LS: My best tip is to keep cybersecurity front and center. Safety and availability are clearly paramount [in the energy field]; you have to keep the lights on. But cybersecurity is also an important risk that needs to be addressed.
[The priority is] establishing connectivity and maintaining these assets and their uptime; cybersecurity is something that follows this scramble. So keep security top of mind. Second, have a clear map of the connections that you’re establishing. Track them. That will allow you to have a better understanding of your attack surface. Third, utilize these connections not just to service, but also to do things like monitoring.
When workflows change and people are sitting at home, they’re often going to have their home laptops open at the same time. They may be plugging in from their home machines. They may be using social media. We’ve seen a rise in employees sharing their experience, and in doing that they might be sharing pictures of real-time production. That invites attackers and social engineering. This is where, again, AI can play an important role—it can triangulate between these different pieces of data to help paint the larger picture.
CT: Before this pandemic, we were already entering a new era of cybersecurity where you see attackers leveraging AI or black markets online that simplify the knowledge needed to utilize malware. What are some of the most prominent security challenges on your radar when COVID-19 concerns finally calm down?
LS: We really saw two challenges our customers were facing. One is the “Brown Challenge,” securing legacy assets that have been around a long time that have open architectures and digital was bolted on top for increased connectivity. The other is focusing on digital-native technologies, a lot of which are associated with renewables and more efficient energy technology.

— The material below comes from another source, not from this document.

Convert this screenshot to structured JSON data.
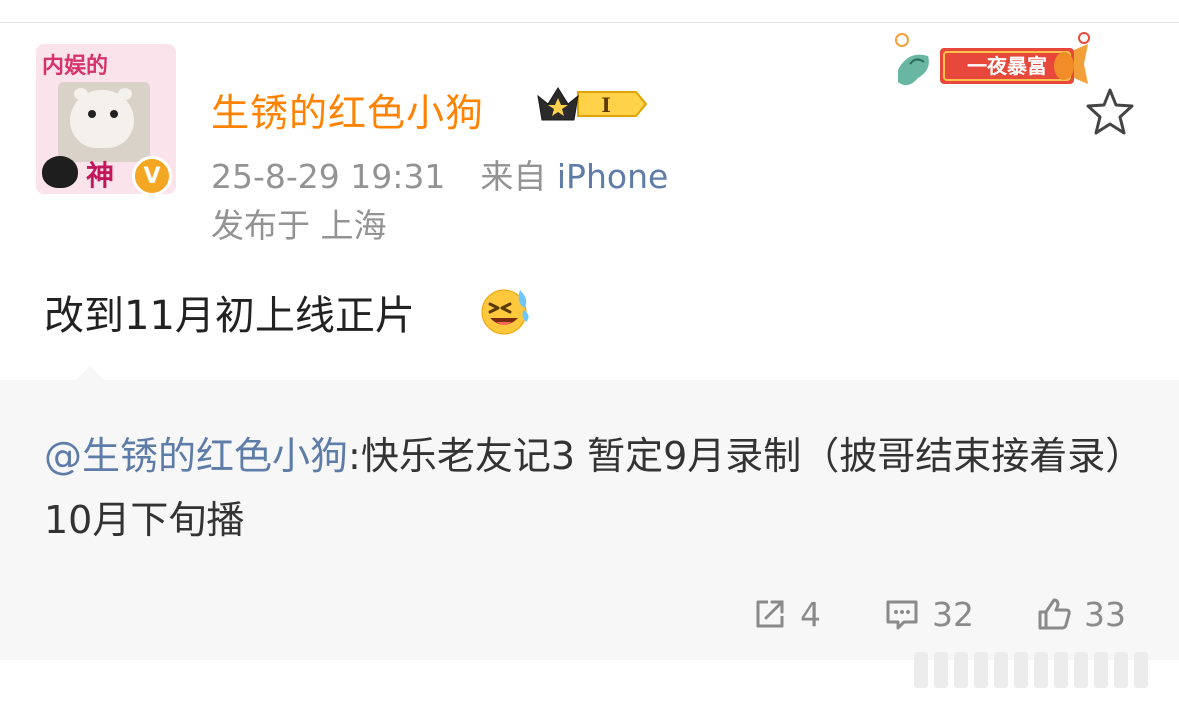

At the core of both focuses is the idea that we need to solve the visibility challenge. By providing detection and context, we are then able to empower our customers to take action. In Brownfield environments in particular, there are a lot of legacy assets that cannot be maintained using the traditional life cycle and hygiene measures. Take, for example, a compressor station that transports either gas or petroleum—that compressor station will have a terminal that has not been patched for three, five, eight years.
So we need a solution that can help us provide a backstop to patching to protect those assets until they’re decommissioned. This is where machine learning can really help—to help us detect the unknown, unusual activity for assets that cannot be patched.
We think that to do this well, to secure the Brownfield and secure this OT/IT convergence, you need to make AI practical. A lot of attackers are operating at machine speeds, so you need detection capabilities that can piece different pieces of the puzzle together quickly, at speeds that are frankly too much for the human mind. AI and machine learning can then play a role, because you need to understand not just the anomaly itself, but what assets are associated and where they are in the production process. You need to provide context and insight. The consequences are really high in the energy sector, so it’s important for us to bring together these technologies old and new to solve the challenges and meet that demand.